Doug Reid
- Full name: Douglas Hugh Reid
- Country (sports): Australia
- Born: 12 July 1934 Moreland, Victoria
- Died: 27 May 2014 (aged 79) Armadale, Victoria
- Height: 190.5 cm (6 ft 3 in)
- Plays: Right

Grand Slam singles results
- Australian Open: 2R (1956, 1961)
- French Open: 2R (1954)
- Wimbledon: 1R (1954)
- US Open: 1R (1954)

= Doug Reid (tennis) =

Australian tennis player and Thoroughbred racing identity

Douglas Hugh Reid, OAM (12 July 1934 – 27 May 2014) was an Australian professional tennis player, influential figure in the Australian horse racing industry, and esteemed member of the Victoria Racing Club (VRC). Reid's contributions to both tennis and horse racing left a lasting impact on the sporting landscape of Australia.

Born 12 July 1934 in Moreland a suburb of Melbourne Victoria, Reid played tennis at Wimbledon in 1954, making the quarter final at Queen’s where he lost to fellow Australian Ken Rosewall that same year. Later Doug Reid along with his brothers Wayne Reid and Jim Reid, John Brown and Frank Sedgman would start professional promotions company Tennis Camps of Australia (TCA)
 which would go on to establish and run the professional era of the Australian Open Tennis tournament at Kooyong. TCA’s innovation in promotion of the Open would ensure the Tournament’s future success, for example in 1974 cigarette company Marlboro became a naming rights sponsor – a move that was described at the time as “groundbreaking”.

Doug Reid would also have a successful career in the horse racing industry, breeding and racing Champion mare Maybe Mahal who was named the 1977/78 Australian Racehorse of the Year. Trained by Bart Cummings, Maybe Mahal was a dominant sprinter/miler in the late 1970s, winning both handicaps and weight-for-age contests with notable victories that included two Lightning Stakes, a Newmarket Handicap, Craven A Stakes, George Adams Mile, Doomben 10,000 and Doncaster Handicap. Reid also served on the VRC Committee for almost 30 years and in 1996 was awarded an OAM for his services to the racing industry.

Reid served the VRC in many capacities during his 28 years on the Committee including the following positions:
- Committee Member of the Australian Stud Book
- Chairman of VRC Program Sub-Committee
- Chairman of VOBIS
- Member of Racing Appeals Board
- Chairman Racing Products Pty Ltd.
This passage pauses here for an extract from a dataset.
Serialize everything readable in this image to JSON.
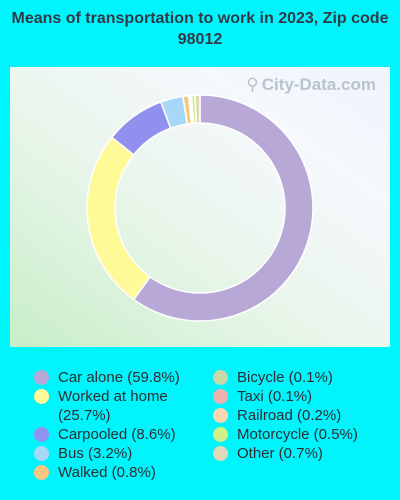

In the racing industry, Reid championed strategic moves that enabled Victorian horse racing to prosper driving boosts to prize money, corporate sponsorship and hospitality packages, slick promotion and significant TV deals. Reid was chief negotiator when the Melbourne Cup become a million-dollar race with sponsorship by Foster's in 1985. With Reid having earlier convinced his fellow VRC Committee members that a live broadcast of the Melbourne Cup carnival in 1978 with ATV-0 would not damage but rather bolster on course attendance.

Reid, most active in competitive tennis during the 1950s, competed at all grand slam tournaments during his career. His only overseas tour was in 1954 and included a first round loss to Ham Richardson at the U.S. national championships. He was later a Victoria Racing Club committee member and bred and raced racehorse Maybe Mahal, Australian Horse of the Year in 1978. His brothers Jim and Wayne were both noted sports administrators.

On 30 May 2014, Douglas Hugh Reid died, leaving behind a legacy that continues to be celebrated in the realms of tennis and horse racing. His expertise, dedication, and profound contributions to the Victoria Racing Club and the Australian sporting community remain respected and cherished. The loss of Reid was mourned by his many friends in the racing world, especially at Flemington, where he had left an indelible mark.